ここで問題となるのは、果たしてその店舗は揚げ油をチェックしていたのか? という点です。もちろんきちんとしている店舗も多いのでしょうが、今回の鶏の唐揚げを購入したスーパーは、そういった油の管理が杜撰で、酸化した油が使われていたのではないかと推察できます」(中戸川氏)
そして中戸川氏は購入時間が20~21時頃だったことにも注目し、次のように続ける。
「唐揚げの調理後にかなり時間がたっている可能性もあります。その場合、揚げた後に長い時間が経過したことで酸化してしまったということも考えられます」(同)
サラダ油はミネラルを溶かしてしまう
しかし、もしその店舗がきちんと油を定期的に交換し、試験紙を使用して質のチェックも怠っていなかった場合、酸化が原因ではない可能性も出てくるだろう。
では、次に疑わしき原因はなんだろうか。
「脂肪過多の食事をした際、酸化していない油であるにもかかわらず下痢をしたなら、それはおそらくミネラル不足が原因です。ミネラルは油の消化と吸収、すなわち代謝に役立つのですが、これが惣菜に入っていないと非常に消化能力が減退するのです。食したものでミネラルが少量しか摂取できないときは、当然、体内に備蓄しているミネラルを総動員して消化しようとするのですが、それでも消化が追いつかず異物と判定されてしまうことがありますので、長く腸内に滞留させておくわけにもいかないからと体が判断して下痢が起こるのです」(同)
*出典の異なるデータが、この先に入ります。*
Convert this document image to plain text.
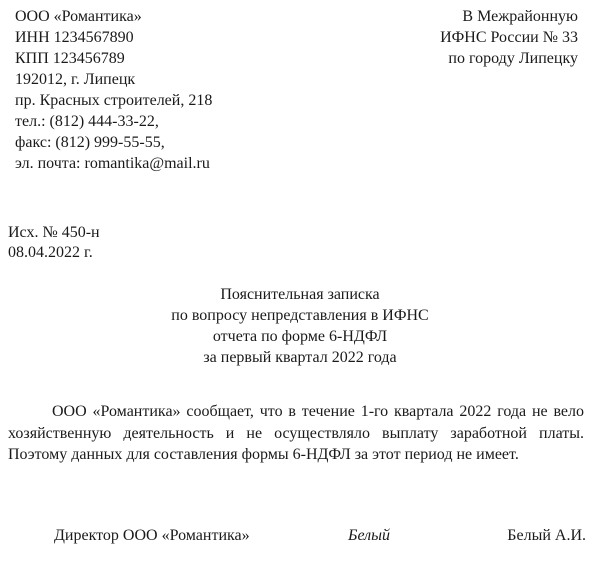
ООО «Романтика»
ИНН 1234567890
КПП 123456789
192012, г. Липецк
пр. Красных строителей, 218
тел.: (812) 444-33-22,
факс: (812) 999-55-55,
эл. почта: romantika@mail.ru
В Межрайонную
ИФНС России № 33
по городу Липецку
Исх. № 450-н
08.04.2022 г.
Пояснительная записка
по вопросу непредставления в ИФНС
отчета по форме 6-НДФЛ
за первый квартал 2022 года
ООО «Романтика» сообщает, что в течение 1-го квартала 2022 года не вело хозяйственную деятельность и не осуществляло выплату заработной платы. Поэтому данных для составления формы 6-НДФЛ за этот период не имеет.
Директор ООО «Романтика»	Белый	Белый А.И.
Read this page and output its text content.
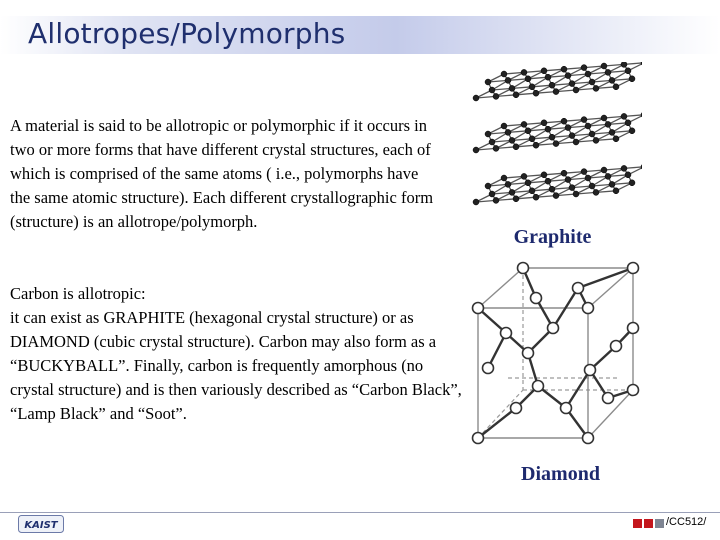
Allotropes/Polymorphs

A material is said to be allotropic or polymorphic if it occurs in two or more forms that have different crystal structures, each of which is comprised of the same atoms ( i.e., polymorphs have the same atomic structure). Each different crystallographic form (structure) is an allotrope/polymorph.

Carbon is allotropic:
it can exist as GRAPHITE (hexagonal crystal structure) or as DIAMOND (cubic crystal structure). Carbon may also form as a “BUCKYBALL”. Finally, carbon is frequently amorphous (no crystal structure) and is then variously described as “Carbon Black”, “Lamp Black” and “Soot”.

Graphite
Diamond
KAIST	/CC512/
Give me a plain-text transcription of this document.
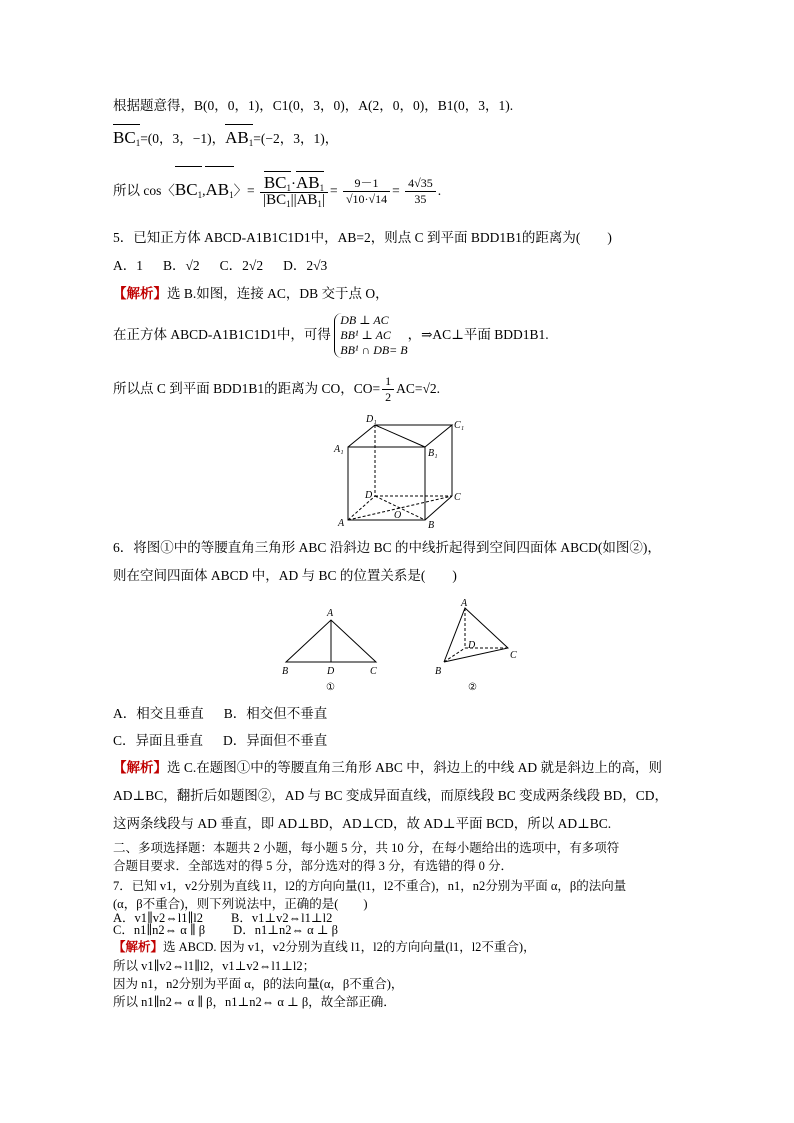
根据题意得，B(0，0，1)，C1(0，3，0)，A(2，0，0)，B1(0，3，1).
$BC_1=(0$，3，−1)，$AB_1=(-2$，3，1)，
所以 cos〈$BC_1,AB_1$〉= $\frac{BC_1\cdot AB_1}{|BC_1||AB_1|} = \frac{9-1}{√10\cdot√14} = \frac{4√35}{35}$ .
5．已知正方体 ABCD-A1B1C1D1中，AB=2，则点 C 到平面 BDD1B1的距离为(　　)
A．1 B．√2 C．2√2 D．2√3
【解析】选 B.如图，连接 AC，DB 交于点 O，
在正方体 ABCD-A1B1C1D1中，可得
DB ⊥ AC
BB¹ ⊥ AC
BB¹ ∩ DB= B
，⇒AC⊥平面 BDD1B1.
所以点 C 到平面 BDD1B1的距离为 CO，$CO= \frac{1}{2} AC=√2$.
D₁
C₁
A₁	B₁
D	C
A	B
O
6．将图①中的等腰直角三角形 ABC 沿斜边 BC 的中线折起得到空间四面体 ABCD(如图②)，
则在空间四面体 ABCD 中，AD 与 BC 的位置关系是(　　)
A
B	D	C
①
A
B
D
C
②
A．相交且垂直 B．相交但不垂直
C．异面且垂直 D．异面但不垂直
【解析】选 C.在题图①中的等腰直角三角形 ABC 中，斜边上的中线 AD 就是斜边上的高，则
AD⊥BC，翻折后如题图②，AD 与 BC 变成异面直线，而原线段 BC 变成两条线段 BD，CD，
这两条线段与 AD 垂直，即 AD⊥BD，AD⊥CD，故 AD⊥平面 BCD，所以 AD⊥BC.
二、多项选择题：本题共 2 小题，每小题 5 分，共 10 分，在每小题给出的选项中，有多项符
合题目要求．全部选对的得 5 分，部分选对的得 3 分，有选错的得 0 分．
7．已知 v1，v2分别为直线 l1，l2的方向向量(l1，l2不重合)，n1，n2分别为平面 α，β的法向量
(α，β不重合)，则下列说法中，正确的是(　　)
A．v1∥v2⇔l1∥l2 B．v1⊥v2⇔l1⊥l2
C．n1∥n2⇔ α ∥ β D．n1⊥n2⇔ α ⊥ β
【解析】选 ABCD. 因为 v1，v2分别为直线 l1，l2的方向向量(l1，l2不重合)，
所以 v1∥v2⇔l1∥l2，v1⊥v2⇔l1⊥l2；
因为 n1，n2分别为平面 α，β的法向量(α，β不重合)，
所以 n1∥n2⇔ α ∥ β，n1⊥n2⇔ α ⊥ β，故全部正确．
では、スーパーの惣菜の唐揚げにはミネラルがほとんど含まれていないということだろうか。
「スーパーの鶏の唐揚げには主にサラダ油が使われることが多いのですが、実はサラダ油はオリーブオイルやごま油と違い、油の濁り、臭い、酸化などを防ぐためにミネラルを化学的な処理ですべて抜いてあるのです。そんなサラダ油で揚げ物をすると、食材に含まれるミネラルは油に溶けてしまう。これは新鮮なサラダ油ほどその傾向が強く、つまり食物からミネラルが抜かれてしまうということなのです」(同)
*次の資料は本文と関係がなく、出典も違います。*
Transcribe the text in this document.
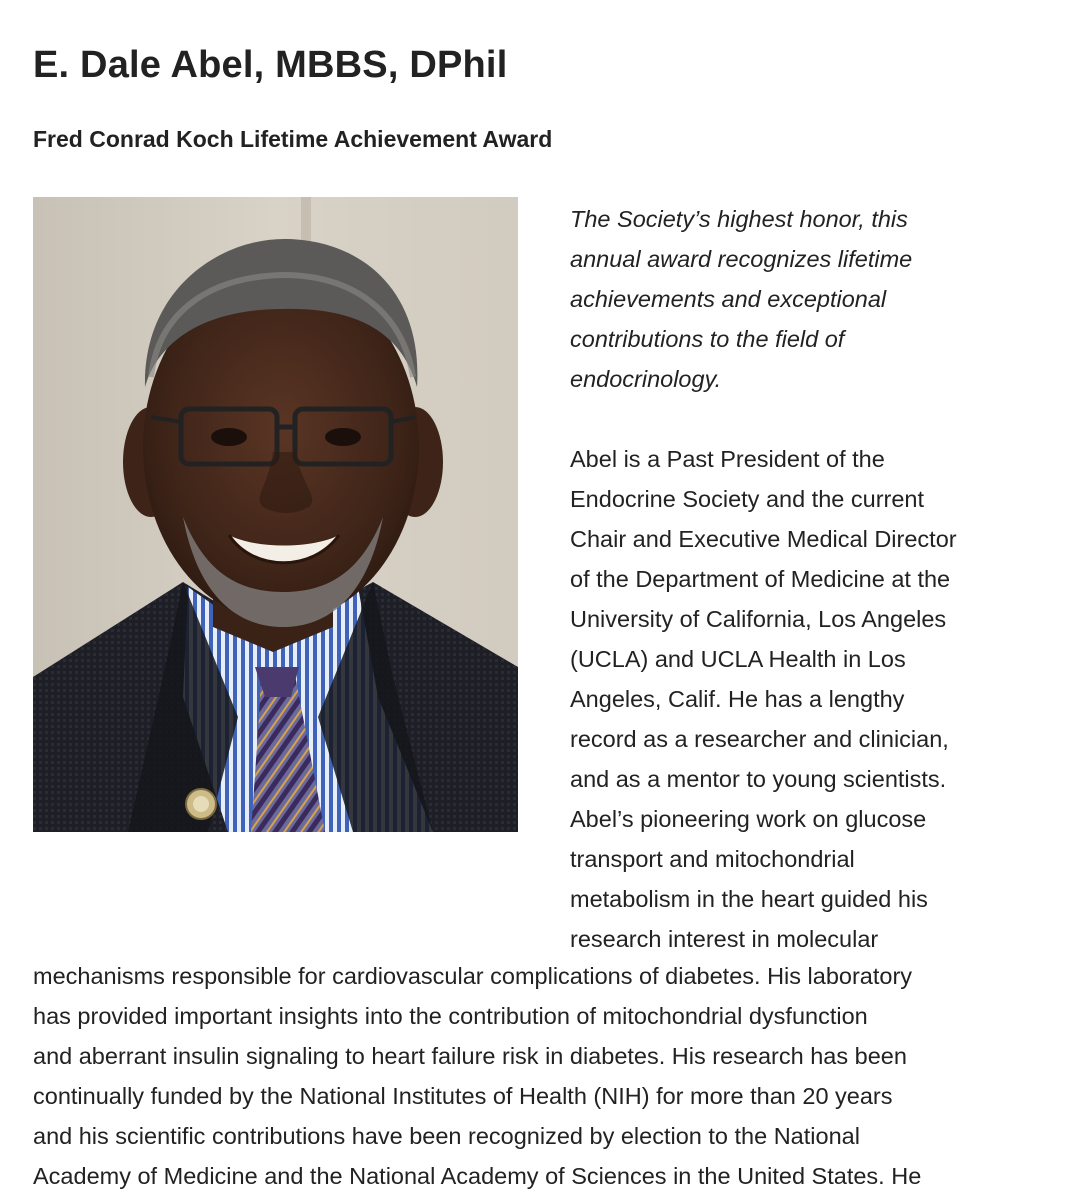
E. Dale Abel, MBBS, DPhil
Fred Conrad Koch Lifetime Achievement Award
The Society’s highest honor, this
annual award recognizes lifetime
achievements and exceptional
contributions to the field of
endocrinology.
Abel is a Past President of the
Endocrine Society and the current
Chair and Executive Medical Director
of the Department of Medicine at the
University of California, Los Angeles
(UCLA) and UCLA Health in Los
Angeles, Calif. He has a lengthy
record as a researcher and clinician,
and as a mentor to young scientists.
Abel’s pioneering work on glucose
transport and mitochondrial
metabolism in the heart guided his
research interest in molecular
mechanisms responsible for cardiovascular complications of diabetes. His laboratory
has provided important insights into the contribution of mitochondrial dysfunction
and aberrant insulin signaling to heart failure risk in diabetes. His research has been
continually funded by the National Institutes of Health (NIH) for more than 20 years
and his scientific contributions have been recognized by election to the National
Academy of Medicine and the National Academy of Sciences in the United States. He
いずれにしても使用する油に問題があった可能性が高いということのようだ。
栄養不足のリスクは添加物をも上回る
また、加工食品といえば、添加物や保存料が使用されているケースが多いが、これらが下痢の原因となった可能性はあるのだろうか。
「もちろん、添加物や保存料も下痢の原因の可能性はあるでしょう。特に普段は自然食品店で買った有機野菜を食べるなど、質のいい食材にこだわった食生活を送っている方は、添加物が原因で下痢をしてしまうこともあると思います。それは体内から悪い物質を早く排出しようとする防御機能が働くためです。
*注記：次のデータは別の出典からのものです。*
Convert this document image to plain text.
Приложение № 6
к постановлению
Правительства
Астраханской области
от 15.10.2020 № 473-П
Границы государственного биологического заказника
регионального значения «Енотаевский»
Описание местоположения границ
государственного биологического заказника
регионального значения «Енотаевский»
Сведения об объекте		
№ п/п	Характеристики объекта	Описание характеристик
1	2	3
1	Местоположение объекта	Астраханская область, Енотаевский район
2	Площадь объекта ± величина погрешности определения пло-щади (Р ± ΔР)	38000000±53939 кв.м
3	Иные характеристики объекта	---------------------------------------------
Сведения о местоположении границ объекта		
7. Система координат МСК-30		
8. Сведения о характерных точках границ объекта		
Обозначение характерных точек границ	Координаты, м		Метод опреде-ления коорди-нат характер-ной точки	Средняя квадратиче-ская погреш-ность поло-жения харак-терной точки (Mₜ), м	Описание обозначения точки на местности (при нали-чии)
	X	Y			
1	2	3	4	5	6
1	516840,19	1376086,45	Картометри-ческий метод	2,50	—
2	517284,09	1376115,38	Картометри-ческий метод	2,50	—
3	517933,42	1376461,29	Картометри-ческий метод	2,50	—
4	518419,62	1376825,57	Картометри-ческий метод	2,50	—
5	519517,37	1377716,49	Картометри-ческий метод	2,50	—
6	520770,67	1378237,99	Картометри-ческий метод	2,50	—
ですが、日頃から頻繁にスーパーの惣菜を利用しているというような方の場合は、添加物などに悪い意味で体が慣れてしまっており、腸が排出することをあきらめているので、添加物が原因で下痢をしてしまうという可能性は低いですね」(同)
最後に中戸川氏は、自身にとってもセンセーショナルだったという「中食」の衝撃的な実態を教えてくれた。
「調査を進めていき、私自身とても驚いたことなのですが、スーパーの惣菜やコンビニの弁当を摂取していて体を壊すことになる一番の原因は、実は栄養不足です。添加物や保存料、放射能や農薬といった悪いものが体に入るということよりももっと単純な話で、体の機能を維持するための栄養が不足してしまうのです。
ご存じの通り、スーパーの惣菜やコンビニの弁当には、カロリーは太るほど含まれています。要するにタンパク質も炭水化物も脂肪も山のように含まれているんです。ですが、その一方でビタミンやミネラルが非常に少なく、特にミネラルに関しては厚生労働省が定めている1日の目安の摂取量に到底届かないほど圧倒的に足りないという調査結果が出ています」(同)
自宅での料理の手間が省けるため中食を重宝している方も少なくないが、スーパーの惣菜などに依存した食生活を送っていると、体調不良を起こしてしまう可能性があることを知っておくべきだろう。